AFP, November 8, 2009
Decrying Barack Obama as “white power in black face,” hundreds of African-Americans marched on the White House Saturday to protest policies of the first black US president, and demand that he bring US troops home.
More than 200 people gathered for the first public demonstration by African Americans against the Obama administration since his historic inauguration in January, and slammed the president for continuing what they described as Washington’s “imperialist” agenda around the world.
“We recognize that Barack Hussein Obama is white power in black face,” civil rights activist Omali Yeshitela, chairman of the Black is Back coalition which arranged the protest, called into a megaphone as the group marched outside the mansion’s gates.
“He is a tool of our imperialist enemies and we demand our freedom. And we demand that Obama withdraw all the troops from Afghanistan right now.”
Protesters also called for Obama to order troops out of Iraq and to scrap Africom, the controversial year-old United States Africa Command, and demanded “hands off” Venezuela and ends to the Cuba embargo and the Zimbabwe blockade.
Several demonstrators held up placards bearing messages such as “US out of Afghanistan” and “Stop US war against Iraq.”
Charles Baron, a New York city councilman and former member of the Black Panthers, a Black Power movement in the mid-1960s and 1970s, attacked the president for turning a cold shoulder to the plight of African-Americans.

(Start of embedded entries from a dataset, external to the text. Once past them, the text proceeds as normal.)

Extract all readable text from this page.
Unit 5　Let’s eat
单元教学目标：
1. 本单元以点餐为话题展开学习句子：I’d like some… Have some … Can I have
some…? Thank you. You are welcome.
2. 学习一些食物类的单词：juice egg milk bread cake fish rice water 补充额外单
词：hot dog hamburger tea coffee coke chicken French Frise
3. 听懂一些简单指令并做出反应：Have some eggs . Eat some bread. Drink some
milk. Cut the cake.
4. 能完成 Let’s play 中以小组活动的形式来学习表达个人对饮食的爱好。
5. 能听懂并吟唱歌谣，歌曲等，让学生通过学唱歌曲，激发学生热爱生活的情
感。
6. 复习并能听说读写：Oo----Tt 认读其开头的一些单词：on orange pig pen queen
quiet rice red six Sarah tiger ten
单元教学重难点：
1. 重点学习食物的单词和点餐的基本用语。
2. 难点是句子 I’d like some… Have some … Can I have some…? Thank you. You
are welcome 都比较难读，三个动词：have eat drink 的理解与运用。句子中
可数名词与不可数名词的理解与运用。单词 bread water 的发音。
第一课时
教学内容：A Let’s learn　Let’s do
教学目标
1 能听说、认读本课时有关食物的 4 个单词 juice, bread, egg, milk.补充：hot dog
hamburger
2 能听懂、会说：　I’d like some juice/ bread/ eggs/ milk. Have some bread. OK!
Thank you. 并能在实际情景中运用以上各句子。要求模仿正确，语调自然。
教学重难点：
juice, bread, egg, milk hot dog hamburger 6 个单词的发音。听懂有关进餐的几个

“We’re not satisfied with him, and . . . this hope and change rap has not been a reality for black people,” Baron told AFP during the demonstration.
“We are glad that Barack Obama broke up the white male monopoly on the White House, but we were not looking for a change in the occupant of the White House from white to black, we were looking for change in foreign policies and domestic policies,” he added.
“To have a black person exploiting me just like a white person, that’s no easier pain.”
The group also was calling for the release of former Black Panther Mumia Abu-Jamal, who was convicted in 1982 of killing a white police officer and sentenced to death.
The US Supreme Court upheld Abu-Jamal’s conviction in April and rejected his bid for a new trial.
Black Americans voted overwhelmingly for Democrat Obama in last year’s election, when he defeated Republican Senator John McCain.
About 13 percent of US citizens are African-Americans.